Do you see that butterfly? I watched him from caterpillar through pupa to chrysallis to fully emerged Gulf Fritillary. He doesn't look great in the image on my title page - kinda brown and tired - nothing special and pretty worn out. He had just emerged. But, oh, when he spread those wings and the sun glinted off of those irridescent white spots! The brilliant orange with black markings of the tops of his wings became visible and his grace and ease of flight was breathtaking.

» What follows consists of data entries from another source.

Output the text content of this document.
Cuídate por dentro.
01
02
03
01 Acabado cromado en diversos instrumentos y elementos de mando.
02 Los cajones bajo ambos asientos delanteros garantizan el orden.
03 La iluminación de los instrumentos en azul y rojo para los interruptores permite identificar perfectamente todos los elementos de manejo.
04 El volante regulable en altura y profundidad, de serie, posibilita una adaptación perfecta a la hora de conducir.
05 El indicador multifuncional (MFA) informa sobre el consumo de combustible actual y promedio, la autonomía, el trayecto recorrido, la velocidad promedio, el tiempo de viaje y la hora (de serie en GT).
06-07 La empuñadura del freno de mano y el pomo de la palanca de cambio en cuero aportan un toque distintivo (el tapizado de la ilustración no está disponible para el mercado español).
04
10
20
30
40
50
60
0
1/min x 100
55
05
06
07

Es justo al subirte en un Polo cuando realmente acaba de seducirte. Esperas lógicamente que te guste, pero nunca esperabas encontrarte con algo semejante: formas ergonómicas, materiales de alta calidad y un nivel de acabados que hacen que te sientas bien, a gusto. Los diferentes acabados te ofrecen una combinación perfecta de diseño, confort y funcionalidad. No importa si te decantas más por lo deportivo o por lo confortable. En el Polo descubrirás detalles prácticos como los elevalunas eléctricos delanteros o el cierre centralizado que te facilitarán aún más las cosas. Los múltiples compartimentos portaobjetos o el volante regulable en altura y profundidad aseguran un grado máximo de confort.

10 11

The journey was treacherous. As a caterpillar he was jolted from his feeder passion vine when the neighbor took hedgetrimmers to it. He was "rescued" (along with 3 of his buddies who didn't make it) by two curious little boys with sticks who found him crawling around in the dirt. He was transplanted from outdoors to a glass vase. He became dependent on the food and water provided by novice caretakers. His climb up the side of that glass vase to get himself attached on that stick was agonizingly slow and difficult; he kept slipping backwards. Once he was attached, the contortions he had to go through to get his chrysallis spun while hanging upside-down with his spinners at his mouth were worthy of the most adept acrobat. And that chrysallis - symbol of change and transformation - hardened into the ugliest, driest, most uncomfortable-looking habitation ever. His emergence was not sudden; it took place over hours of work, bit by bit, requiring rest and rejuvenation throughout the process. And when he did spread his wings? Well, that was hours again after full emergence from the chrysallis. His wings and antennae had been so crushed against him inside that they had to slowly unfurl, become strengthened, become attuned to the environment around him. But when he finally flew, it was with confidence, grace, beauty, absolute jubilation.
It has become glaringly apparent that I'm in one of those stages. I'm still not sure if it's the terrified caterpillar thrown from its vine; the struggling pupa being inexpertly fed; the dry, cracked, unattractive chrysallis; or the beginning-to-emerge strengthening period. Sometimes I think I go through the whole process daily. What I am sure of, though, is that if I focus on the struggle, the dryness, the hardship, the pain of those wings being pinned in there, I'll never see what I'm becoming. I'll never be jubilant and glorifying to my Creator for Who He is and what He has accomplished in me. It is for this reason that I'm beginning this blog. I need to be accountable to see the beauty in this process of becoming who my God has created me to be. I too often feel the pain, am surrounded by the dryness, am insensitive to the soft sunlight and refreshing breeze due to my poor crushed antennae.
But that doesn't mean it's not there. The beauty and glory, I mean. I just need to work at seeing it. I need to look past what I feel, the confusion and newness of it all, the pain and seeming endlessness, the utter lack of control over my own circumstance, and see the TRUTH of what is happening. In me and in those I love. And so, I choose to obey Philippians 4:8. "Whatsoever things are TRUE, whatsoever things are HONORABLE, whatsoever things are RIGHT, whatsoever things are PURE, whatsoever things are LOVELY, whatsoever things are of GOOD REPUTE, if there is any EXCELLENCE and if anything is WORTHY OF PRAISE, DWELL ON THESE THINGS. You're welcome to join me as I choose to exercise the mind of Christ in this area. Maybe, just maybe, if I choose to think like He does, I'll begin to see what He does, too. And my world will expand beyond daily chores, endless correction of the same things, struggles with finances, struggles with children, thwarted plans and instead become an ever-more-revealed emergence of a gorgeous, graceful, joyous creation of the most masterful Artist ever.